8%) 29 (55 8%) N S    G (Arg) 27 (42 2%) 23 (44 2%)   In vitro s

8%) 29 (55.8%) N.S.    G (Arg) 27 (42.2%) 23 (44.2%)   In vitro study of Rad18 polymorphism Though there was no Rad18 mutation in human cancer cell line and NSCLC tissue examined except PC3, as Rad18 JNK-IN-8 clinical trial functions as post-replication repair system, we have examined whether there is any difference between wild type Rad18 and Rad18 SNP in vitro. Using Rad18 null cell line PC3, wild type Rad18 or Rad18 SNP was transfected. The expression of introduced Rad18 gene was confirmed by RT-PCR and Western blotting (Fig 4A). The cell morphology of these stable transfectant had no difference (Fig 4B). Additionally, there was no difference in growth, sensitivity or survival

rate against anti-cancer drugs (CDDP or CPT-11) (Fig 4C, 5A, B). Furthermore, the in vitro DNA repair showed that, when PC3 was transfected with Rad18, the DNA repair was induced compared to the control (LacZ transfected PC3). However, there was no difference between the status of the codon 302 (A/A, A/G, G/G) (Fig 5C). Figure 4 In vitro study of Rad18 WT and Rad18 SNP. A: Expression of introduced Rad18 assessed by RT-PCR

(top) and Western blotting (bottom). Lane 1: PC3 + LacZ, 2: PC3-WT Rad18, 3: PC3-SNP Rad18. B: Cell morphology of the three cell lines. C: Growth assay of the three cell lines. D: Sensitivity to CDDP (left) MAPK inhibitor and CPT-11 (right) in the three cell lines. E: Percent survival at day 7 for different dose of CDDP (left) and CPT-11 (right). Figure 5 Drug sensitivity and repair function of Rad18 Org 27569 and the SNP. A: Sensitivity to CDDP (left) and CPT-11 (right) in the three cell lines. B: Percent survival at day 7 for different dose of CDDP (left) and CPT-11 (right). C: DNA repair assay of LacZ, WT(A/A), hetero(A/G), SNP(G/G). The vertical axis is the amount of RPA protein which shows the activity of DNA repair function. Discussion There is no doubt that genetic instability is one of the main causes of cancer development. Genetic instability can be divided in two. One is chromosomal instability and the other is microsatellite instability (MSI).
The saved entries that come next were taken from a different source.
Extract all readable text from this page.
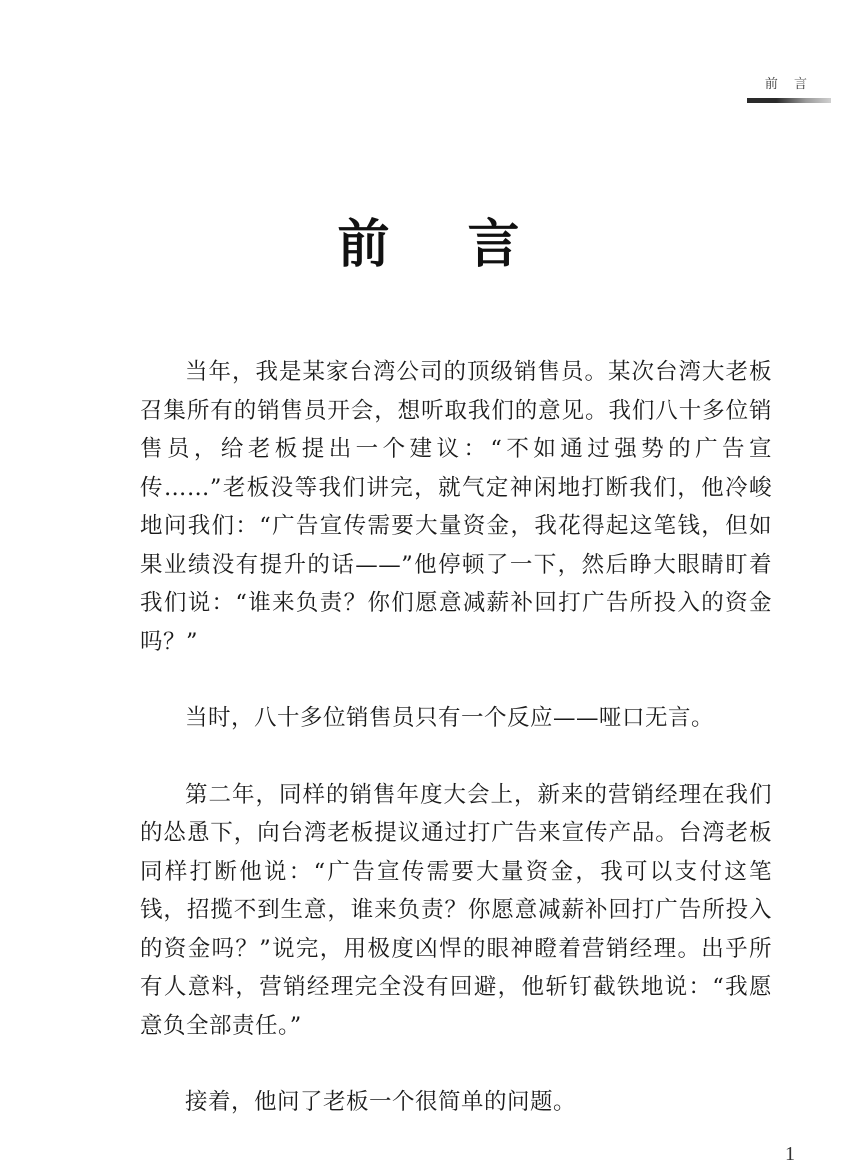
前 言
前 言

当年，我是某家台湾公司的顶级销售员。某次台湾大老板召集所有的销售员开会，想听取我们的意见。我们八十多位销售员，给老板提出一个建议：“不如通过强势的广告宣传……”老板没等我们讲完，就气定神闲地打断我们，他冷峻地问我们：“广告宣传需要大量资金，我花得起这笔钱，但如果业绩没有提升的话——”他停顿了一下，然后睁大眼睛盯着我们说：“谁来负责？你们愿意减薪补回打广告所投入的资金吗？”

当时，八十多位销售员只有一个反应——哑口无言。

第二年，同样的销售年度大会上，新来的营销经理在我们的怂恿下，向台湾老板提议通过打广告来宣传产品。台湾老板同样打断他说：“广告宣传需要大量资金，我可以支付这笔钱，招揽不到生意，谁来负责？你愿意减薪补回打广告所投入的资金吗？”说完，用极度凶悍的眼神瞪着营销经理。出乎所有人意料，营销经理完全没有回避，他斩钉截铁地说：“我愿意负全部责任。”

接着，他问了老板一个很简单的问题。

1
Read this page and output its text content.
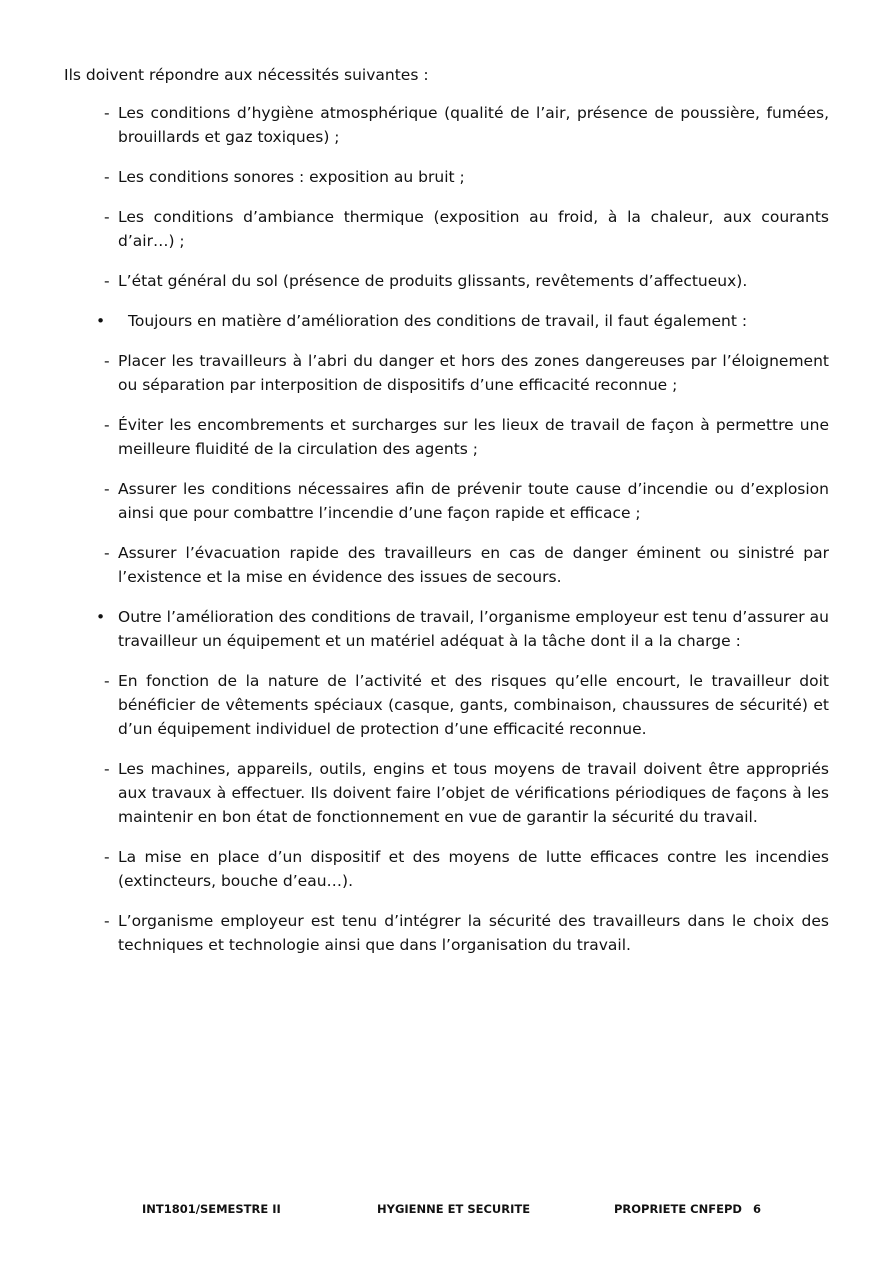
Ils doivent répondre aux nécessités suivantes :

- Les conditions d’hygiène atmosphérique (qualité de l’air, présence de poussière, fumées, brouillards et gaz toxiques) ;

- Les conditions sonores : exposition au bruit ;

- Les conditions d’ambiance thermique (exposition au froid, à la chaleur, aux courants d’air…) ;

- L’état général du sol (présence de produits glissants, revêtements d’affectueux).

•	Toujours en matière d’amélioration des conditions de travail, il faut également :

- Placer les travailleurs à l’abri du danger et hors des zones dangereuses par l’éloignement ou séparation par interposition de dispositifs d’une efficacité reconnue ;

- Éviter les encombrements et surcharges sur les lieux de travail de façon à permettre une meilleure fluidité de la circulation des agents ;

- Assurer les conditions nécessaires afin de prévenir toute cause d’incendie ou d’explosion ainsi que pour combattre l’incendie d’une façon rapide et efficace ;

- Assurer l’évacuation rapide des travailleurs en cas de danger éminent ou sinistré par l’existence et la mise en évidence des issues de secours.

• Outre l’amélioration des conditions de travail, l’organisme employeur est tenu d’assurer au travailleur un équipement et un matériel adéquat à la tâche dont il a la charge :

- En fonction de la nature de l’activité et des risques qu’elle encourt, le travailleur doit bénéficier de vêtements spéciaux (casque, gants, combinaison, chaussures de sécurité) et d’un équipement individuel de protection d’une efficacité reconnue.

- Les machines, appareils, outils, engins et tous moyens de travail doivent être appropriés aux travaux à effectuer. Ils doivent faire l’objet de vérifications périodiques de façons à les maintenir en bon état de fonctionnement en vue de garantir la sécurité du travail.

- La mise en place d’un dispositif et des moyens de lutte efficaces contre les incendies (extincteurs, bouche d’eau…).

- L’organisme employeur est tenu d’intégrer la sécurité des travailleurs dans le choix des techniques et technologie ainsi que dans l’organisation du travail.

INT1801/SEMESTRE II	HYGIENNE ET SECURITE	PROPRIETE CNFEPD 6
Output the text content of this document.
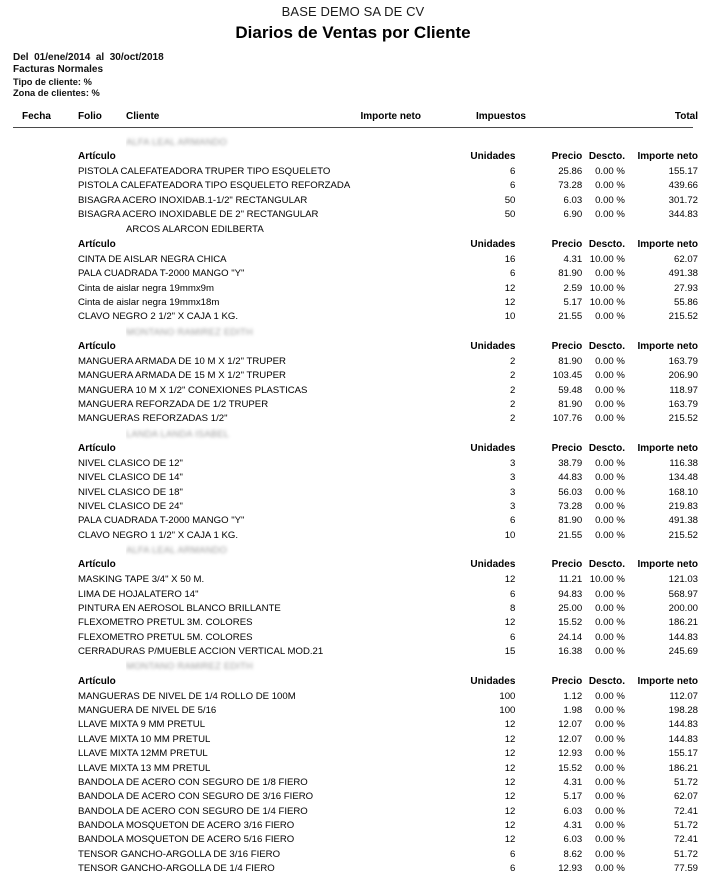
BASE DEMO SA DE CV
Diarios de Ventas por Cliente
Del  01/ene/2014  al  30/oct/2018
Facturas Normales
Tipo de cliente: %
Zona de clientes: %
Fecha	Folio	Cliente	Importe neto	Impuestos	Total
ALFA LEAL ARMANDO
Artículo	Unidades	Precio Descto.	Importe neto
PISTOLA CALEFATEADORA TRUPER TIPO ESQUELETO	6	25.86	0.00 %	155.17
PISTOLA CALEFATEADORA TIPO ESQUELETO REFORZADA	6	73.28	0.00 %	439.66
BISAGRA ACERO INOXIDAB.1-1/2" RECTANGULAR	50	6.03	0.00 %	301.72
BISAGRA ACERO INOXIDABLE DE 2" RECTANGULAR	50	6.90	0.00 %	344.83
ARCOS ALARCON EDILBERTA
Artículo	Unidades	Precio Descto.	Importe neto
CINTA DE AISLAR NEGRA CHICA	16	4.31 10.00 %	62.07
PALA CUADRADA T-2000 MANGO "Y"	6	81.90	0.00 %	491.38
Cinta de aislar negra 19mmx9m	12	2.59 10.00 %	27.93
Cinta de aislar negra 19mmx18m	12	5.17 10.00 %	55.86
CLAVO NEGRO 2 1/2" X CAJA 1 KG.	10	21.55	0.00 %	215.52
MONTANO RAMIREZ EDITH
Artículo	Unidades	Precio Descto.	Importe neto
MANGUERA ARMADA DE 10 M X 1/2" TRUPER	2	81.90	0.00 %	163.79
MANGUERA ARMADA DE 15 M X 1/2" TRUPER	2	103.45	0.00 %	206.90
MANGUERA 10 M X 1/2" CONEXIONES PLASTICAS	2	59.48	0.00 %	118.97
MANGUERA REFORZADA DE 1/2 TRUPER	2	81.90	0.00 %	163.79
MANGUERAS REFORZADAS 1/2"	2	107.76	0.00 %	215.52
LANDA LANDA ISABEL
Artículo	Unidades	Precio Descto.	Importe neto
NIVEL CLASICO DE 12"	3	38.79	0.00 %	116.38
NIVEL CLASICO DE 14"	3	44.83	0.00 %	134.48
NIVEL CLASICO DE 18"	3	56.03	0.00 %	168.10
NIVEL CLASICO DE 24"	3	73.28	0.00 %	219.83
PALA CUADRADA T-2000 MANGO "Y"	6	81.90	0.00 %	491.38
CLAVO NEGRO 1 1/2" X CAJA 1 KG.	10	21.55	0.00 %	215.52
ALFA LEAL ARMANDO
Artículo	Unidades	Precio Descto.	Importe neto
MASKING TAPE 3/4" X 50 M.	12	11.21 10.00 %	121.03
LIMA DE HOJALATERO 14"	6	94.83	0.00 %	568.97
PINTURA EN AEROSOL BLANCO BRILLANTE	8	25.00	0.00 %	200.00
FLEXOMETRO PRETUL 3M. COLORES	12	15.52	0.00 %	186.21
FLEXOMETRO PRETUL 5M. COLORES	6	24.14	0.00 %	144.83
CERRADURAS P/MUEBLE ACCION VERTICAL MOD.21	15	16.38	0.00 %	245.69
MONTANO RAMIREZ EDITH
Artículo	Unidades	Precio Descto.	Importe neto
MANGUERAS DE NIVEL DE 1/4 ROLLO DE 100M	100	1.12	0.00 %	112.07
MANGUERA DE NIVEL DE 5/16	100	1.98	0.00 %	198.28
LLAVE MIXTA 9 MM PRETUL	12	12.07	0.00 %	144.83
LLAVE MIXTA 10 MM PRETUL	12	12.07	0.00 %	144.83
LLAVE MIXTA 12MM PRETUL	12	12.93	0.00 %	155.17
LLAVE MIXTA 13 MM PRETUL	12	15.52	0.00 %	186.21
BANDOLA DE ACERO CON SEGURO DE 1/8 FIERO	12	4.31	0.00 %	51.72
BANDOLA DE ACERO CON SEGURO DE 3/16 FIERO	12	5.17	0.00 %	62.07
BANDOLA DE ACERO CON SEGURO DE 1/4 FIERO	12	6.03	0.00 %	72.41
BANDOLA MOSQUETON DE ACERO 3/16 FIERO	12	4.31	0.00 %	51.72
BANDOLA MOSQUETON DE ACERO 5/16 FIERO	12	6.03	0.00 %	72.41
TENSOR GANCHO-ARGOLLA DE 3/16 FIERO	6	8.62	0.00 %	51.72
TENSOR GANCHO-ARGOLLA DE 1/4 FIERO	6	12.93	0.00 %	77.59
It is reported that chromosomal instability is frequently found

in lung cancer but microsatelite instability is rare [13]. Though 60% of non small cell lung cancer has loss of heterozygosity (LOH) in 3p and it is suggested that several tumor suppressor genes might be mapped in this region, a clear relation between lung cancer development and a single gene mutation has not been reported to date [14, 15]. Concerning microsatellite instability, using microsatellite markers located at 3p or targeting human mismatch repair gene, hMLH1, has been analyzed [16, 17]. They concluded that MSI is not frequently found in lung cancer tissue or pleural effusion of lung cancer patients. We focused on Rad18 which functions as a PRR system and mapped on 3p25. Within the cell lines and lung cancer tissues that we examined, no Rad18 mutation was detected but a homozygous deletion in PC3 (lung cancer cell line).